Warner Bros. released the movie five weeks after it aired on Armistice Day on the BBC. The studio partnered with Fathom Events in the U.S. for a one-day event, marking the largest single night for a Fathom documentary, a spokesman said.
Fathom — which specializes in event cinema and is jointly owned by AMC, Cinemark and Regal — will show “They Shall Not Grow Old” at about 800 locations for two shows on Dec. 27. Warner Bros. will launch a theatrical release in New York, Los Angeles, and Washington, DC, on Jan. 11 and plans to expand to 25 markets on Feb. 1.

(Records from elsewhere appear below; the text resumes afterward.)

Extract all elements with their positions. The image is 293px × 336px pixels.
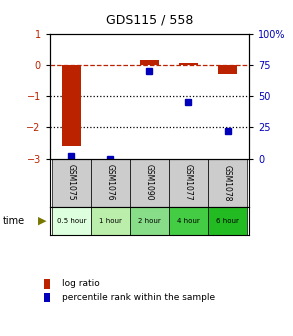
- Text: ▶: ▶: [38, 216, 47, 226]
- Text: 1 hour: 1 hour: [99, 218, 122, 224]
- Bar: [52, 159, 91, 207]
- Bar: [91, 207, 130, 235]
- Bar: [179, 63, 198, 65]
- Text: GSM1078: GSM1078: [223, 165, 232, 201]
- Text: GDS115 / 558: GDS115 / 558: [106, 14, 193, 27]
- Bar: [169, 207, 208, 235]
- Text: 2 hour: 2 hour: [138, 218, 161, 224]
- Bar: [208, 207, 247, 235]
- Text: GSM1077: GSM1077: [184, 164, 193, 201]
- Bar: [140, 60, 159, 65]
- Bar: [91, 159, 130, 207]
- Bar: [130, 207, 169, 235]
- Bar: [218, 65, 237, 74]
- Text: GSM1075: GSM1075: [67, 164, 76, 201]
- Bar: [208, 159, 247, 207]
- Text: time: time: [3, 216, 25, 226]
- Bar: [169, 159, 208, 207]
- Bar: [52, 207, 91, 235]
- Text: GSM1076: GSM1076: [106, 164, 115, 201]
- Bar: [62, 65, 81, 146]
- Bar: [130, 159, 169, 207]
- Text: GSM1090: GSM1090: [145, 164, 154, 201]
- Text: log ratio: log ratio: [62, 280, 99, 288]
- Text: 4 hour: 4 hour: [177, 218, 200, 224]
- Text: percentile rank within the sample: percentile rank within the sample: [62, 293, 215, 302]
- Text: 6 hour: 6 hour: [216, 218, 239, 224]
- Text: 0.5 hour: 0.5 hour: [57, 218, 86, 224]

Jackson began developing the project in 2014 and decided to use the voices of the actual British soldiers and colorize actual footage from World War I. The film was commissioned by 14-18 Now, the U.K. arts program for the First World War centenary, and the Imperial War Museum, in association with the BBC.
“We thought the only people we should hear were the ones who fought the war,” he noted at a screening on Dec. 7 at the Linwood Dunn Theatre in Hollywood. “The BBC had recorded a lot of guys in the ’60s and we had 600 hours of interviews. So you’re going to hear the voices of 120 men.”
Jackson also culled the World War I footage from 100 hours that were in the archives of the Imperial War Museum. It’s estimated by historians that nearly 20 million soldiers and civilians perished during the war, which began in 1914 and ended on Nov. 11, 1918.